Die 10 häufigsten Probleme einer internen Nachfolgeregelung in Familienunternehmen sind:

  • Mangelnde Kommunikation über die Nachfolge im Familienunternehmen
  • Nachfolgeplanung hinauszögern
  • Rollen-Dilemma in inhabergeführten Unternehmen
  • Fehlende Organisationsentwicklung
  • Angst, für die Familie unangenehme Entscheidungen zu treffen
  • Unzureichendes Infomrieren der Belegschaft
  • Fehlender Karriereplan in der Nachfolgeregelung im Familienunternehmen
  • Zu hohe Priorität der Steueroptimierung
  • Clash der Kulturen in der Übergangsphase im Familienunternehmen
  • Mangelnde Berücksichtigung der individuellen Konstellation

Was dahinter steckt und wie Familienunternehmen diese Probleme lösen können:

1. Mangelnde Kommunikation über die Nachfolge Familienunternehmen

Problem: Die anstehende Unternehmensnachfolge wird oft viel zu spät und manchmal gar nicht im Familienkreis thematisiert. Auch wenn der Sohn oder die Tochter vielleicht in der Firma arbeiten, heißt das keineswegs, dass sie das Familienunternehmen auch weiterführen möchten. Unausgesprochene Annahmen oder Erwartungen der Generationen führen nicht selten zu Konflikten, wenn die Nachfolge konkret geregelt werden soll.

Lösung: Machen sie die Nachfolgeregelung zu einer kommunikativen Familienangelegenheit! Setzen Sie sich frühzeitig im familiären Kreis zusammen und tauschen Ihre Nachfolge-Vorstellungen und Erwartungen aus. Kommunikation ist die Königsdisziplin der Unternehmensnachfolge. Sind Sie unsicher, wie solche Gespräche am besten zu führen sind, oder befürchten Sie aufkeimende Konflikte, dann lassen Sie sich hierbei professionell begleiten. Dann kann sich jedes Familienmitglied im Gespräch auf seine Anliegen fokussieren.

2. Nachfolgeplanung hinauszögern

Problem: Familienunternehmen fehlt es oft an einem Nachfolgekonzept. Sei es, weil sich die abgebende Generation noch jung und fit fühlt, sei es, weil es ihr schwerfällt, einen neuen  Lebensabschnitt abseits ihres unternehmerischen Daseins zu planen.
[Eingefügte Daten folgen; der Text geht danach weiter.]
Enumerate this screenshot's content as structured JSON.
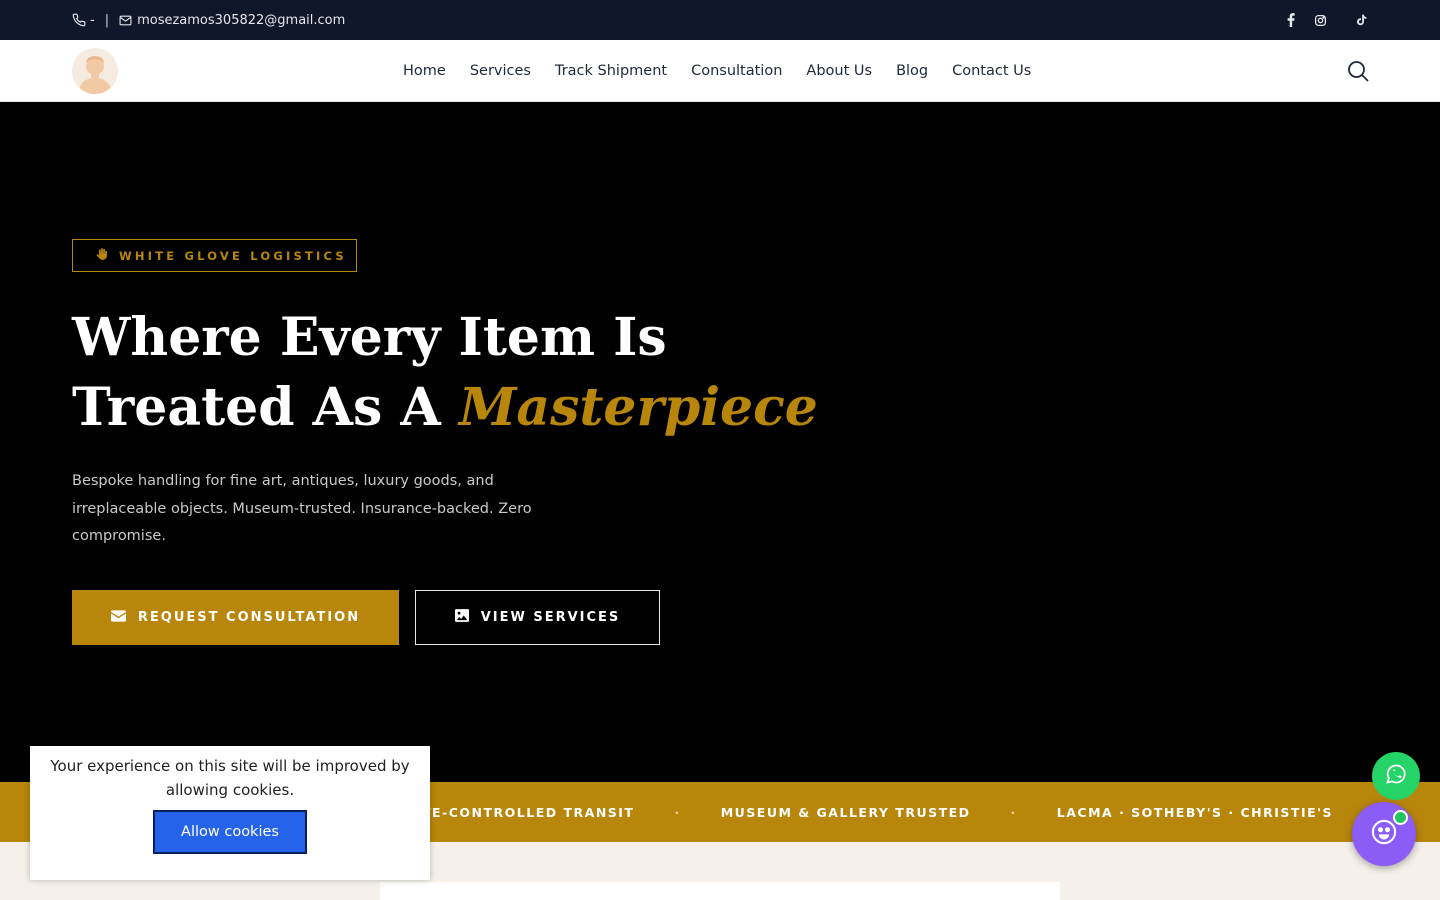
{
  "topbar": {
    "phone": "-",
    "separator": "|",
    "email": "mosezamos305822@gmail.com",
    "social_icons": [
      "facebook-icon",
      "instagram-icon",
      "tiktok-icon"
    ]
  },
  "nav": {
    "items": [
      "Home",
      "Services",
      "Track Shipment",
      "Consultation",
      "About Us",
      "Blog",
      "Contact Us"
    ]
  },
  "hero": {
    "tag": "WHITE GLOVE LOGISTICS",
    "headline_line1": "Where Every Item Is",
    "headline_line2_start": "Treated As A",
    "headline_accent": "Masterpiece",
    "subtext": "Bespoke handling for fine art, antiques, luxury goods, and irreplaceable objects. Museum-trusted. Insurance-backed. Zero compromise.",
    "primary_button": "REQUEST CONSULTATION",
    "secondary_button": "VIEW SERVICES"
  },
  "ticker": {
    "items": [
      "TE-CONTROLLED TRANSIT",
      "MUSEUM & GALLERY TRUSTED",
      "LACMA · SOTHEBY'S · CHRISTIE'S"
    ],
    "dot": "·"
  },
  "cookie": {
    "message": "Your experience on this site will be improved by allowing cookies.",
    "button": "Allow cookies"
  },
  "colors": {
    "gold": "#b8860b",
    "topbar": "#0f172a",
    "whatsapp": "#25d366",
    "chatbot": "#8b5cf6",
    "cookie_button": "#2563eb"
  }
}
Die Ursachen für das Nichtbeschäftigen mit der Unternehmensnachfolge sind zahlreich und vielfältig. Das konnte ich auch im eigenen Familienunternehmen als Nachfolgerin erleben. Meine geschäftsführenden Tante vermeldete zu ihrem 75. Geburtstag, dass sie das Unternehmen am liebsten erst mit den Füßen nach vorne verlassen würde.
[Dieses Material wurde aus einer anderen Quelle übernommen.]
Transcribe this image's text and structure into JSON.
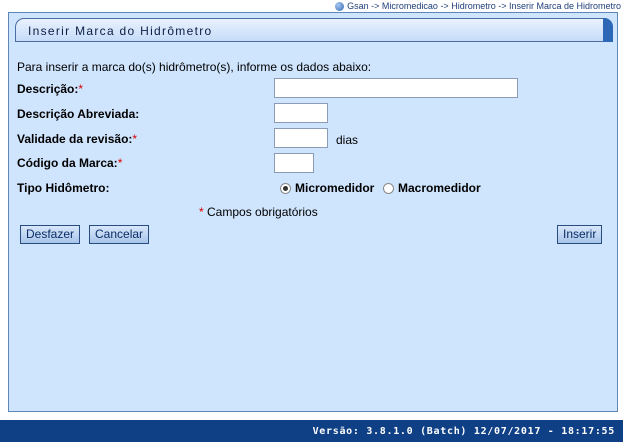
{
  "breadcrumb": "Gsan -> Micromedicao -> Hidrometro -> Inserir Marca de Hidrometro",
  "title": "Inserir Marca do Hidrômetro",
  "intro": "Para inserir a marca do(s) hidrômetro(s), informe os dados abaixo:",
  "form": {
    "descricao": {
      "label": "Descrição:",
      "required": "*",
      "value": ""
    },
    "descricao_abreviada": {
      "label": "Descrição Abreviada:",
      "value": ""
    },
    "validade": {
      "label": "Validade da revisão:",
      "required": "*",
      "value": "",
      "suffix": "dias"
    },
    "codigo": {
      "label": "Código da Marca:",
      "required": "*",
      "value": ""
    },
    "tipo": {
      "label": "Tipo Hidômetro:",
      "options": [
        "Micromedidor",
        "Macromedidor"
      ],
      "selected": "Micromedidor"
    }
  },
  "legend": {
    "star": "*",
    "text": " Campos obrigatórios"
  },
  "buttons": {
    "desfazer": "Desfazer",
    "cancelar": "Cancelar",
    "inserir": "Inserir"
  },
  "footer": "Versão: 3.8.1.0 (Batch) 12/07/2017 - 18:17:55"
}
Lösung: Die Planung der eigenen Nachfolge in einem Familienunternehmen ist fester Bestandteil des unternehmerischen Lebens. Es hilft, diesen Umstand als Fakt akzeptieren zu können, und sich zeitig mit einem Nachfolgekonzept zu beschäftigen. Banken haben das Thema „Nachfolge in Familienunternehmen“ ab dem 55. Lebensjahr der Geschäftsführenden bei inhabergeführten Unternehmen auf der Agenda.
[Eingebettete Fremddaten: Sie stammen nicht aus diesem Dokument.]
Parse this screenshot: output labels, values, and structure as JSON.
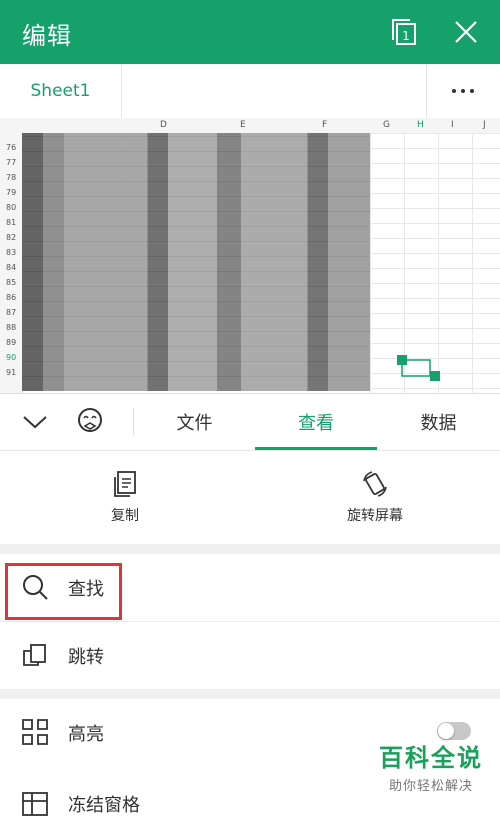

3. Nachfolgeregelung: Rollen-Dilemma im Familienunternehmen

Problem: Wer als Familienmitglied in einem Familienunternehmen tätig ist, bekommt es unweigerlich mit dem Rollen-Dilemma zu tun: Ehe man sich versieht, vermischen sich die privaten und die geschäftlichen Rollen. Wenn sich zwei Unternehmensgenerationen in einem unternehmerischen Kontext in einem „Eltern-Kind-Verhältnis“ unterhalten, schädigt das den Nachfolgeprozess. Denn ein solches Verhalten beschränkt zum Beispiel die Außenwirkung der Nachfolgegeneration. Unbewusste Kommunikation ist daher eines der größten Konfliktpotenzial in der Nachfolge von Familienunternehmen.

Lösung: Ich empfehle, den Umgang mit Familienmitgliedern im Unternehmen stets zu hinterfragen: Verhalte ich mich so auch gegenüber Dritten in diesem Umfeld? Wenn Sie dies verneinen müssen, dann sollten Sie das eigene Kommunikationsverhalten an die jeweilige Umgebung anpassen.

4. Fehlende Organisationsentwicklung

Problem: Traditionell sind Familienunternehmen oft über Jahrzehnte hinweg von einem Unternehmer oder einer Unternehmerin geführt worden und auf diese Person ausgerichtet gewesen. Entscheidungen wurden alleinig auf dieser Ebene gefällt. Heute ist eine flachere Führungskultur in den Unternehmen üblich. Mit der Nachfolge steht daher in vielen Familienunternehmen auch eine Entwicklung der Organisation an. Das kann den Nachfolgeprozess zusätzlich belasten.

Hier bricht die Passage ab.